Abstract
Background: Ischemic stroke is the most common type of stroke. In the context of ischemic stroke imaging, automated segmentation methods facilitate deeper exploration of imaging data by providing consistent measurements and quantitative analyses, thereby reducing human errors while enhancing physician efficiency. This study presents a specific type of convolutional neural network (NN) to automate the segmentation of ischemic stroke lesions.
Methods: A deep NN called U-Net was developed for the automatic segmentation of ischemic stroke lesions using a U-shaped architecture. Then, the He-normal initialization algorithm was employed to address the issues of gradient explosion or vanishing gradients.

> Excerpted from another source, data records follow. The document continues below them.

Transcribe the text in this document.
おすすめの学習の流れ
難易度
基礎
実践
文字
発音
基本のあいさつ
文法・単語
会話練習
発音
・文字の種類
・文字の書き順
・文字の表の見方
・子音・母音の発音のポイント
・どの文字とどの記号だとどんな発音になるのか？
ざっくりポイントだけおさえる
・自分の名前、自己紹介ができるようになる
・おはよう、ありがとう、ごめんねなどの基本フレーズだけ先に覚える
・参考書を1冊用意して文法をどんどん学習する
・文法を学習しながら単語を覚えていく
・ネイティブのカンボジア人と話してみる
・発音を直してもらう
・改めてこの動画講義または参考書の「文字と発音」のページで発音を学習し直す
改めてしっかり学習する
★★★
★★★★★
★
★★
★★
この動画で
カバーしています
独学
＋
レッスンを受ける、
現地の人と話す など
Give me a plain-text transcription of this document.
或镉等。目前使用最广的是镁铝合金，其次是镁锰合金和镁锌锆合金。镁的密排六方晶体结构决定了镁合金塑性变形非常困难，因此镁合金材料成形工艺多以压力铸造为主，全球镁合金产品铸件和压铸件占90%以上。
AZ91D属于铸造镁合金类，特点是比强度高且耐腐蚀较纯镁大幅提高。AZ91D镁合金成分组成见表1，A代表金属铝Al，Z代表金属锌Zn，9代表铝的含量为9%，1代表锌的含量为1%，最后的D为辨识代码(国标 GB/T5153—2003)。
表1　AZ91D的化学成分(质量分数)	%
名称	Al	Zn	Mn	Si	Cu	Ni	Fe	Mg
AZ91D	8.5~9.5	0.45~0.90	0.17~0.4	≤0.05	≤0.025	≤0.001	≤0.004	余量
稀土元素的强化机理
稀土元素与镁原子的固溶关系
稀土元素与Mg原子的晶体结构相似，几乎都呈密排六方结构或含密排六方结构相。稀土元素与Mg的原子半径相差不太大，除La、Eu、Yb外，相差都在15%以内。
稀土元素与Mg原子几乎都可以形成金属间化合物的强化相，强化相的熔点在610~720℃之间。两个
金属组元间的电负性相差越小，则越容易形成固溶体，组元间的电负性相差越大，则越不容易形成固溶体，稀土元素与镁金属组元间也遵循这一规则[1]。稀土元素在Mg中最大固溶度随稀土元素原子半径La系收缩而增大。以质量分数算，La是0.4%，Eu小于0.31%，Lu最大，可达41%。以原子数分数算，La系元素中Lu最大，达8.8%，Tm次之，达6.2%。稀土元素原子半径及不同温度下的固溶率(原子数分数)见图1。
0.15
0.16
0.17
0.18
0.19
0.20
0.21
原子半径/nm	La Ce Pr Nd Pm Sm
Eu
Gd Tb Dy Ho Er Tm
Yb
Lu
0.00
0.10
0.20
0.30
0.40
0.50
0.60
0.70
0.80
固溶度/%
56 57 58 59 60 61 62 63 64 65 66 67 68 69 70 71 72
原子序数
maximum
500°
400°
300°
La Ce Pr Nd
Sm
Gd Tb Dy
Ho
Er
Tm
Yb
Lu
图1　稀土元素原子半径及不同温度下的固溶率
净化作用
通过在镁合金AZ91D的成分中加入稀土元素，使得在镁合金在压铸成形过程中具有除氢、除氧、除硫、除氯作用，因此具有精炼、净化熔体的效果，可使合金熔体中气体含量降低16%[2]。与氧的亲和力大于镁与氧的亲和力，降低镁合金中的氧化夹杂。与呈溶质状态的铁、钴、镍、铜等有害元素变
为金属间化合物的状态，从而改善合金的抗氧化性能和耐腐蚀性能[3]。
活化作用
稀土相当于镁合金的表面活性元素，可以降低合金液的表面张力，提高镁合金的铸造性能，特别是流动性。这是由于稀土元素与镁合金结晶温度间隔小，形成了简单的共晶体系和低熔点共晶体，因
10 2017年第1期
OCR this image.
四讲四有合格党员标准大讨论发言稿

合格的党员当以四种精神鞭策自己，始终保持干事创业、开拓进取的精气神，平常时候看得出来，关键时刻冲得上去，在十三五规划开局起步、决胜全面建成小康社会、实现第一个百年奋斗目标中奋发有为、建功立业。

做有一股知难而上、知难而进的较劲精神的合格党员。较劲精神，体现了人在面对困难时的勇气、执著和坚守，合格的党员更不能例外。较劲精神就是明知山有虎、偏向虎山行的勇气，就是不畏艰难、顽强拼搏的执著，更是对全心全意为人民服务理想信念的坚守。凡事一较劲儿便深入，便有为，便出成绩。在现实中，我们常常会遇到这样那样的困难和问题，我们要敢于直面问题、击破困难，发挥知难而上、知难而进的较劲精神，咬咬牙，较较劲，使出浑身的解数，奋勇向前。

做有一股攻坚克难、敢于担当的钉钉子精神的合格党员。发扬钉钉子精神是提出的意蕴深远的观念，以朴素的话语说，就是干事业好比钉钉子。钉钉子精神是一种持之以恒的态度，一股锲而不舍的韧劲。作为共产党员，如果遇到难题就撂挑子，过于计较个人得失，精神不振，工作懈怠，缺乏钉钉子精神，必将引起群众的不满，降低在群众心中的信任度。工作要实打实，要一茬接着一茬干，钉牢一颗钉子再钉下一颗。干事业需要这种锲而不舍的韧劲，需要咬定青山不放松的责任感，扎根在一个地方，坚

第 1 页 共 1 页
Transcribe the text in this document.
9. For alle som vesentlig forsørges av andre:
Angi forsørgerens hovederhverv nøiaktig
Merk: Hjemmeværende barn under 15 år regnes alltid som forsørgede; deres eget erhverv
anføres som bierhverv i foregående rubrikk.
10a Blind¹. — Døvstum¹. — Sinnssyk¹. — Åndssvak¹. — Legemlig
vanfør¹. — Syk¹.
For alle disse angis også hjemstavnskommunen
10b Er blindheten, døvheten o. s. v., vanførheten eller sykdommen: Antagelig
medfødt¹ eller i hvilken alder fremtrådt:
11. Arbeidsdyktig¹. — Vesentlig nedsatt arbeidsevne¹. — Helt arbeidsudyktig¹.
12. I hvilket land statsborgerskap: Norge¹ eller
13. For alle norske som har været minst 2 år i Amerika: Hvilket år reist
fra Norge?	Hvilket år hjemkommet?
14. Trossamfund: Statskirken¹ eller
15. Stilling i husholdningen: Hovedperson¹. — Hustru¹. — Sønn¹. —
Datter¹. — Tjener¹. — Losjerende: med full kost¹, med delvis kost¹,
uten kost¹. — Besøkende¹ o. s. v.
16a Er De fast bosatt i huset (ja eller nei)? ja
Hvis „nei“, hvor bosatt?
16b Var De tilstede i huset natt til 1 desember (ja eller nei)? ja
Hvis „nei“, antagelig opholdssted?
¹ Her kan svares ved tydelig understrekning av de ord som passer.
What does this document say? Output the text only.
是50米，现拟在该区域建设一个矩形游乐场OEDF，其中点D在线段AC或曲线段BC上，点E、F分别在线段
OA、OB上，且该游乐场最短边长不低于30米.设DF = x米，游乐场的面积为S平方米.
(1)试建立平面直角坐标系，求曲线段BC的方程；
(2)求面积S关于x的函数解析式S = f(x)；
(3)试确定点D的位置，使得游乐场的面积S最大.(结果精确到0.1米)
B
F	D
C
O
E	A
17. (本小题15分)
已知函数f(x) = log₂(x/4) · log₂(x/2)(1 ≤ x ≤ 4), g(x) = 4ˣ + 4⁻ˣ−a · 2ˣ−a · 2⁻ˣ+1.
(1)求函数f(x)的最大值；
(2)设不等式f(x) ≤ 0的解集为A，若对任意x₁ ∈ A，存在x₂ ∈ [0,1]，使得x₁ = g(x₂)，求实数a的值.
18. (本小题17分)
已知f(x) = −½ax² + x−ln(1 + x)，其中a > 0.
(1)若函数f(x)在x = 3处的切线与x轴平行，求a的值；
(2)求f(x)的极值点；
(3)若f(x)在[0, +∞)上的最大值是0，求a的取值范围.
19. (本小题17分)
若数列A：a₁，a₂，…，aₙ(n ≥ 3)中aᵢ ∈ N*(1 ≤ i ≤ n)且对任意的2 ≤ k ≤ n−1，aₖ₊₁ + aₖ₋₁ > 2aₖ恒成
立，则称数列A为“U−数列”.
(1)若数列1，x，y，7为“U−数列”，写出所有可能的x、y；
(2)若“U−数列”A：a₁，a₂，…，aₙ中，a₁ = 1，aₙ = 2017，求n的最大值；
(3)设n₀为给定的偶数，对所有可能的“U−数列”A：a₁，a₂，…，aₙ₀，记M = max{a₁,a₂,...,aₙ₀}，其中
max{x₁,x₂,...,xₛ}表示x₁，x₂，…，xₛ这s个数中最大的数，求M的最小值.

Results: The U-Net model was evaluated on a separate dataset consisting of samples collected from Tabriz University of Medical Sciences, which included 837 images of patients with acute ischemic stroke who sought treatment interventions at the center during 2021 and underwent magnetic resonance imaging (MRI). The obtained Dice coefficient (DC) values varied, depending on different images and their complexities (0.89–0.98). Notably, most images exhibited an average DC of 0.96, with approximately 70% of the images achieving a value of 0.96. Moreover, the annotation time for the network was reported to be 7 seconds for 10 images, while a radiologist took approximately 4 minutes for the same set of images.
Conclusion: Overall, the U-Net algorithm could enhance the speed and quality of service delivery, thereby reducing the time for patient care. Consequently, this improvement is likely to result in better patient outcomes and a decrease in stroke-associated complications.